The Internet For Distance Learning


This NZS.nz article contains information on using the internet to study and learn from home.

Want to learn how the internet helps thousands of people learn through distance? Read on to find out.

It seems like we can do pretty much anything through the internet these days, and distance learning is no exception. Distance learning has always been utilised by those who live far away from towns or cities, or who don’t have time to go to a school during the day, or who have difficulties participating in a normal school programme. It’s not always easy, but it’s a legitimate and valid way to gain an education, and using the internet makes it possible to gain higher qualifications through distance than ever before.

For those who aren’t too sure about it though, it can be a confusing thing to comprehend, so let’s break it down.

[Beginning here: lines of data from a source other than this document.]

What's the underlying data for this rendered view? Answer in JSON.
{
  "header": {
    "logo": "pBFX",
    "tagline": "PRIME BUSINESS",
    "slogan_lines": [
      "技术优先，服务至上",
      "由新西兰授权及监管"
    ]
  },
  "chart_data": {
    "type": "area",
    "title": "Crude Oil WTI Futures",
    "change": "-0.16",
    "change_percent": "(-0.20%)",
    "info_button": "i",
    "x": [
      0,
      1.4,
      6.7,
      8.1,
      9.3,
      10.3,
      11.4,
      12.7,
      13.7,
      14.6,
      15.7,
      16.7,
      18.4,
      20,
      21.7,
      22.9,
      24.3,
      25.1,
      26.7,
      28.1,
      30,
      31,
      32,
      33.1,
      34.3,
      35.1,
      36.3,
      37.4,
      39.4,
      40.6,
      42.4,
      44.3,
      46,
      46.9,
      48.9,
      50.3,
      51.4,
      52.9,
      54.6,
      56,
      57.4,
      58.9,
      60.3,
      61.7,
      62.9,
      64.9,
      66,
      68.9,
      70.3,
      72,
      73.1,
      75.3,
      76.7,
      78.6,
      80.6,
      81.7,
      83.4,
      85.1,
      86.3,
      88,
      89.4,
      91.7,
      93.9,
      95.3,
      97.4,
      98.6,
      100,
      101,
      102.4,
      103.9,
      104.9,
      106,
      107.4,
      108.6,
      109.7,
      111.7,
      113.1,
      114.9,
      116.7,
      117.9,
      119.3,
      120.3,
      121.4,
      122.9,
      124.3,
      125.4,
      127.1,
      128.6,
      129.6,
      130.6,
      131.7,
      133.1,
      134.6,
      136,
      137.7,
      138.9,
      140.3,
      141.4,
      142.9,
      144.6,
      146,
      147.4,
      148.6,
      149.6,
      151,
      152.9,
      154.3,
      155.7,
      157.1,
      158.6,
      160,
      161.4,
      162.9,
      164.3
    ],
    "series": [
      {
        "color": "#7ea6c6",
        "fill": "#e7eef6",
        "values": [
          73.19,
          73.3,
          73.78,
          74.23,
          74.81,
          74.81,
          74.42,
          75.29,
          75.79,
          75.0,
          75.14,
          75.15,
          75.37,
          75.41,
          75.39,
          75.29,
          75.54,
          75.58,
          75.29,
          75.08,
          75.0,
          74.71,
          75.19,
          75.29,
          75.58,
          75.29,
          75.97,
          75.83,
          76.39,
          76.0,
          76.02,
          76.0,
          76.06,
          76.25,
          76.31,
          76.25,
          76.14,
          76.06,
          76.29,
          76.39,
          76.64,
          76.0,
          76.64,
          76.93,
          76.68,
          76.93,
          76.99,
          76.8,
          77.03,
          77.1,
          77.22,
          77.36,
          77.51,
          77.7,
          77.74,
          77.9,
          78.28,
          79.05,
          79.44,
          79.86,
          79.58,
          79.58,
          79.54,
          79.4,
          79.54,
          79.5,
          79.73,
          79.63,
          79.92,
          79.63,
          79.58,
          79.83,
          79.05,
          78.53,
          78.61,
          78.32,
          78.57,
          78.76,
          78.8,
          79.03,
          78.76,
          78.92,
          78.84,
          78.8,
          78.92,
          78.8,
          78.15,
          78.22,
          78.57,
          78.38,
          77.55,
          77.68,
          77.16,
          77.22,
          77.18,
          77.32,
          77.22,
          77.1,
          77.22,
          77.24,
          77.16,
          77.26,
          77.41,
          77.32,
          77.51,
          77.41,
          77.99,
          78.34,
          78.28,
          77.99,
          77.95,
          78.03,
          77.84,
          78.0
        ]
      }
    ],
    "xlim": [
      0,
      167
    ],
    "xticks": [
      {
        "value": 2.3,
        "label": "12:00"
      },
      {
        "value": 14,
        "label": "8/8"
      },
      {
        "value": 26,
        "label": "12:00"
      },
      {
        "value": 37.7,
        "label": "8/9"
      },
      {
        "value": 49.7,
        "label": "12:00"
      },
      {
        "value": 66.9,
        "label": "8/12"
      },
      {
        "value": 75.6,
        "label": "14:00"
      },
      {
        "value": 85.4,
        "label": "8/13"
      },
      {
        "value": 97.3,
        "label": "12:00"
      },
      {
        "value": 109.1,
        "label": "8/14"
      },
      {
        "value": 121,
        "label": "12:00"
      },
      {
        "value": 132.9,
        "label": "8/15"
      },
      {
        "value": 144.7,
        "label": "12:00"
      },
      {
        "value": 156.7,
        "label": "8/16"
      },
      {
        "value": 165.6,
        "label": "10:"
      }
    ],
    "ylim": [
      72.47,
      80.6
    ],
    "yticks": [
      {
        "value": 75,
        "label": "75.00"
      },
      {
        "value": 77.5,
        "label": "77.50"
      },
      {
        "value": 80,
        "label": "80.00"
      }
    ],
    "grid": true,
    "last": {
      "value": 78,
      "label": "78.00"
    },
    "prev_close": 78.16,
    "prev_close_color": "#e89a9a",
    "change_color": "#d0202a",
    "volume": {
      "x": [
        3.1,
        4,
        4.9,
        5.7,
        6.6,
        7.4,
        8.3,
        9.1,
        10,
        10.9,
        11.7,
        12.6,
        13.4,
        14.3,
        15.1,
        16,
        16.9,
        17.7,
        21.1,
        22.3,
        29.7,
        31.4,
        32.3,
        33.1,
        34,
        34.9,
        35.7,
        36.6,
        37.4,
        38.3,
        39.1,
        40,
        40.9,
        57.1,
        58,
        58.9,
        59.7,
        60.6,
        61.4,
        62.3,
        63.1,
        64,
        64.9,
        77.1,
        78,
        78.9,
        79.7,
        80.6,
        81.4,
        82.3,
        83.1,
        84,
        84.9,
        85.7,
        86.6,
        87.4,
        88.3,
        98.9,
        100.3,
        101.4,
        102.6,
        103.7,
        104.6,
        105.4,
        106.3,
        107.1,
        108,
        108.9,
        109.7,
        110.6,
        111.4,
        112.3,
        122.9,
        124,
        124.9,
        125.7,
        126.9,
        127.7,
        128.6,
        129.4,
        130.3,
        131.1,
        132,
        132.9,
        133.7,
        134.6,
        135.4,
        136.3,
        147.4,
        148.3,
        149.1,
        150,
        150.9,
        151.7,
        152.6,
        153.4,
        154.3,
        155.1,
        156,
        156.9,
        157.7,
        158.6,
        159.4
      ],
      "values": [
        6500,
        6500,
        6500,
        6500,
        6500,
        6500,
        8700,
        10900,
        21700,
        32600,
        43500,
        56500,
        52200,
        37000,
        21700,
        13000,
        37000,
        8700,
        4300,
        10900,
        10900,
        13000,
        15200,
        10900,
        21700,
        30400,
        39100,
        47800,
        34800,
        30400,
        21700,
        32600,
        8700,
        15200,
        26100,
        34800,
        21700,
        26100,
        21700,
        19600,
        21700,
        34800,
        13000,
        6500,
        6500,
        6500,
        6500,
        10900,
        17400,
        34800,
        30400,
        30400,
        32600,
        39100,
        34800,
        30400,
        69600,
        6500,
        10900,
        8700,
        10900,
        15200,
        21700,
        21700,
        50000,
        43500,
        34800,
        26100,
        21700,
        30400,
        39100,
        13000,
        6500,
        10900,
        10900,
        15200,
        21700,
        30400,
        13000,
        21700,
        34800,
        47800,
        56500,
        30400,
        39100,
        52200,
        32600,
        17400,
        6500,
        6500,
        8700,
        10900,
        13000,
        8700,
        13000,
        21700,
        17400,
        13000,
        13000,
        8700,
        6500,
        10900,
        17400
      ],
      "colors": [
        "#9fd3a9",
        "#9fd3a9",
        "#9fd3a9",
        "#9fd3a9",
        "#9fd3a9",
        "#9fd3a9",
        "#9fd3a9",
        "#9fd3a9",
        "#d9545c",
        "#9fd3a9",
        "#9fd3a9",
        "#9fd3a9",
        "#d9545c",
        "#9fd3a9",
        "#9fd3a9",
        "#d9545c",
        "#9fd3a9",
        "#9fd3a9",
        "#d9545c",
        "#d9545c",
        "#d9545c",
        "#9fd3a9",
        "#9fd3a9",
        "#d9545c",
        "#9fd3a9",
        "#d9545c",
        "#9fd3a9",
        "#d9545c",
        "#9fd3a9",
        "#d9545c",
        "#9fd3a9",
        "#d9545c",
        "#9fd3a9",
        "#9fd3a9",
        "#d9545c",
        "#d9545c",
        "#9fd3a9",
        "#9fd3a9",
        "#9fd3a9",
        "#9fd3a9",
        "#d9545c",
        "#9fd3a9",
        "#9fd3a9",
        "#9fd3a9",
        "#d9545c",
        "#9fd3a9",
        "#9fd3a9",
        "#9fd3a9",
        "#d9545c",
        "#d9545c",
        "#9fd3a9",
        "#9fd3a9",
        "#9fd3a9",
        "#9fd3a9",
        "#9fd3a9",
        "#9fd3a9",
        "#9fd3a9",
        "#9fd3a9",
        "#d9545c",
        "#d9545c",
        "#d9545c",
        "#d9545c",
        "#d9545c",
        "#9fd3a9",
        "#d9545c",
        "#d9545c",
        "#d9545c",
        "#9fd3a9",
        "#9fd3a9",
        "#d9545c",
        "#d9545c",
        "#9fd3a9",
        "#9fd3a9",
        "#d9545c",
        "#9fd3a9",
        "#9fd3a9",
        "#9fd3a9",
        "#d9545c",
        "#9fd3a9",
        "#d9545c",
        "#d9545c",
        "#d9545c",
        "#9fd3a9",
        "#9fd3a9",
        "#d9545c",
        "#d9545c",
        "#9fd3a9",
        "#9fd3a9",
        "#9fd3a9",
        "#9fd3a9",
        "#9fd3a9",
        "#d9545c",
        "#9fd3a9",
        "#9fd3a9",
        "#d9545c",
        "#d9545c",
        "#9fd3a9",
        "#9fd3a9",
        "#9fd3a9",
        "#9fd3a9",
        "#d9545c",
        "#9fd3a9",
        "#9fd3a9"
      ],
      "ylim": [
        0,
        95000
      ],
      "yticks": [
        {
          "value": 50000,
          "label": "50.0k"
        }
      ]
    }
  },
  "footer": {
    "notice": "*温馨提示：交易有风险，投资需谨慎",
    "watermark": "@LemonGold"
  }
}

Some Ways That The Internet Assists The Learning Process

  • Online Lectures. Believe it or not, you can now often receive university-quality lectures and presentations from the comfort of your own home! It’s becoming increasingly common for professors and teachers to upload their class notes and content online for students to view in their own time, and Skype and Audio Conferencing make it possible for even interactive classes to take place over the internet.
  • Student Interaction. Online message boards have become more and more popular across all channels of the web, and now they’re being tapped to help students interact online. Students can share notes, have discussions and work on assignments all within a message board. This helps decrease the feeling of isolation for distance students.
  • Evaluation Tests. It may sound weird to have tests online- after all, can’t the students just use Google and cheat? However, all that’s required to make them work is an adjustment to the way tests are set. By testing student’s understanding of ideas and concepts rather than basic fact retention, teachers can accurately assess how well they’re doing in class.
  • Assignment Work. These days, even normal schools and universities often take advantage of an “online drop-box” system, allowing students to submit work from home (and often right up until the deadline). So it makes sense that distance learning institutions take advantage of this as well, making it easy for teachers to set assignments, and for students to hand them in regardless of their availability during the day.
  • A Customised Work Process. Not everybody learns the same way, or at the same rate. Online learning facilitates a range of learning styles, allowing students to go at their own pace. Some will grasp concepts easily and leap ahead to do more of their own reading. Others will enjoy being able to absorb lecture notes slowly, without the hurry to take everything down.
  • Feedback Through Email. Even for students who go to school, finding time to speak with the teacher about their work and receive feedback can be difficult. Teachers are often only available a few hours per week. But by exchanging feedback through email, it’s possible to use the time that each party is free to have a more in-depth discussion, and explain issues in more detail.
  • Online Learning Systems. Systems such as Blackboard and Moodle already in use at universities throughout the world, simply because they’re so useful for learning. Combining a forum, announcements, class notes and assignment submissions into one convenient place, these systems transfer seamlessly into a distance-learning environment.

The internet has amazing power to help our lives, and in particular when it’s applied to education it can do great things. By bringing the learning environment to people of all job types and dispositions, it can be effectively used at primary, intermediate, secondary or even tertiary level. For those who require learning to take place away from school, the internet is an essential tool.